His melancholy reflections were interrupted by the return of his aide-de-camp, his broad Bulgar face tight with suppressed information, from a quick trip up to the front of the column.

“A caravan,” the Bulgar said. “Radanite, by the look of them.”

A quarter of a league on, where the road finally abandoned the hills for the plain of Atil, a modest train of horses and wagons became entangled with the main body of the Crimean force, and the tarkhan dismounted and approached the lead Radanite wagon, a monstrous thing of heavy timber with tenoned wheels nearly as tall as the tarkhan drawn by two teams of massive, humped oxen, shaggy as wisents.
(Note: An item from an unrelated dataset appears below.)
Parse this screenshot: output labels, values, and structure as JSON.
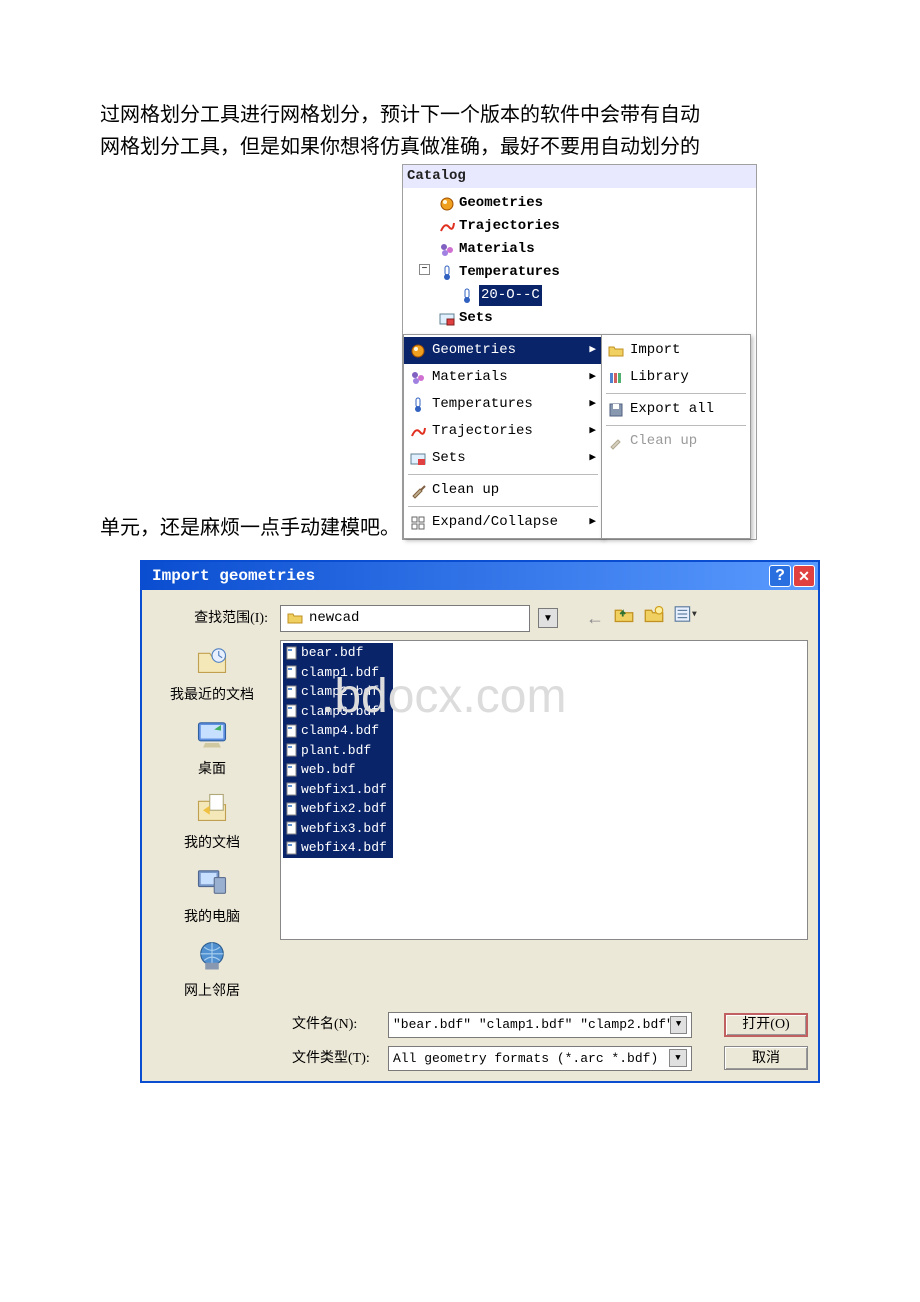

It was driven by a young trader with a foolish way of smiling. On one side of him sat a rawhide-faced old mummy, thin and dark, with eyes as charitable as an eagle's. On the other side of the witless-looking driver a huge, fat Radanite with an unaccountably regal bearing beamed down, his pudding of a face so suffused with smugness or pleasure that the tarkhan immediately suspected the caravan of smuggling, or duty evasion, then dismissed the suspicion, knowing that none of their ilk would ever make such an arrant display of mercantile subterfuge. Next it struck him that this cheerful imperiousness might itself be a kind of subterfuge, and he ordered the contents of the wagon unloaded and checked against the bills of lading and the tax warrants from the customs house of Atil.

“Your excellency will naturally find that all of our documents are in order,” the old mummy said. “Though obtaining them at all was a considerable feat, given the turmoil that prevails in the Palace this morning.”